Dear Mr. Rich-Man,
Here's your cheque for fifty dollars. Thank you very much, but I do not feel that I can keep it. My allowance is sufficient to afford all of the hats that I need. I am sorry that I wrote all that silly stuff about the millinery shop; it's just that I had never seen anything like it before.
However, I wasn't begging! And I would rather not accept any more charity than I have to.
Will you please forgive me for the letter I wrote you yesterday? After I posted it I was sorry, and tried to get it back, but that beastly mail clerk wouldn't give it back to me.
It's the middle of the night now; I've been awake for hours thinking what a Worm I am—what a Thousand-legged Worm—and that's the worst I can say! I've closed the door very softly into the study so as not to wake Julia and Sallie, and am sitting up in bed writing to you on paper torn out of my history note-book.
I just wanted to tell you that I am sorry I was so impolite about your cheque. I know you meant it kindly, and I think you're an old dear to take so much trouble for such a silly thing as a hat. I ought to have returned it very much more graciously.
But in any case, I had to return it. It's different with me than with other girls. They can take things naturally from people. They have fathers and brothers and aunts and uncles; but I can't be on any such relations with any one. I like to pretend that you belong to me, just to play with the idea, but of course I know you don't. I'm alone, really—with my back to the wall fighting the world—and I get sort of gaspy when I think about it. I put it out of my mind, and keep on pretending; but don't you see, Daddy? I can't accept any more money than I have to, because some day I shall be wanting to pay it back, and even as great an author as I intend to be won't be able to face a PERFECTLY TREMENDOUS debt.
I'd love pretty hats and things, but I mustn't mortgage the future to pay for them.

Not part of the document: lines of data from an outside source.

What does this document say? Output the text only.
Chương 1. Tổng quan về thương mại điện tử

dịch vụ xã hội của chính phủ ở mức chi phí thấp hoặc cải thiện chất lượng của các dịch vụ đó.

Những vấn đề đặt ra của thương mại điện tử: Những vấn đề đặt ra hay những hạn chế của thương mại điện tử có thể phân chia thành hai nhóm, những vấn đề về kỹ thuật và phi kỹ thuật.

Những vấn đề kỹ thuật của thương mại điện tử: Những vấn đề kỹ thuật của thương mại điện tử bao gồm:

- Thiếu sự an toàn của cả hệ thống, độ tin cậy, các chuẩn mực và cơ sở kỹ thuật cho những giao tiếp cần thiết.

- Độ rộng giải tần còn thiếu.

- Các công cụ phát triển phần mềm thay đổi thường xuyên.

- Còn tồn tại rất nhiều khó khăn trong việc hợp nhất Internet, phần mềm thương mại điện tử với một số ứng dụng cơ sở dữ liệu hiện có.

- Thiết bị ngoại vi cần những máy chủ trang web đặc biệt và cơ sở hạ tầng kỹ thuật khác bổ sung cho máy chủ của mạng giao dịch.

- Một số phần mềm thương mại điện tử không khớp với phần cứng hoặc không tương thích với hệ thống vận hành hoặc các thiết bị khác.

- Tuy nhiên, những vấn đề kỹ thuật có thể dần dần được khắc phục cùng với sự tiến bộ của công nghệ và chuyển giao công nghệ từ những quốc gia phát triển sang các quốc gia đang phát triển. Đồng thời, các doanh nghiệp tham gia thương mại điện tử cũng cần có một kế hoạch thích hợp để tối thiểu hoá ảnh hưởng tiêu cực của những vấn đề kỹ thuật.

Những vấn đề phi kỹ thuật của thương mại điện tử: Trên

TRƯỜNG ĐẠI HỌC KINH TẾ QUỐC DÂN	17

You'll forgive me, won't you, for being so rude? I have an awful habit of writing impulsively when I first think things, and then posting the letter beyond recall. But if I sometimes seem thoughtless and ungrateful, I never mean it. In my heart I thank you always for the life and freedom and independence that you have given me. My childhood was just a long, sullen stretch of revolt, and now I am so happy every moment of the day that I can't believe it's true. I feel like a made-up heroine in a story-book.
It's a quarter past two. I'm going to tiptoe out to post this off now. You'll receive it in the next mail after the other; so you won't have a very long time to think bad of me.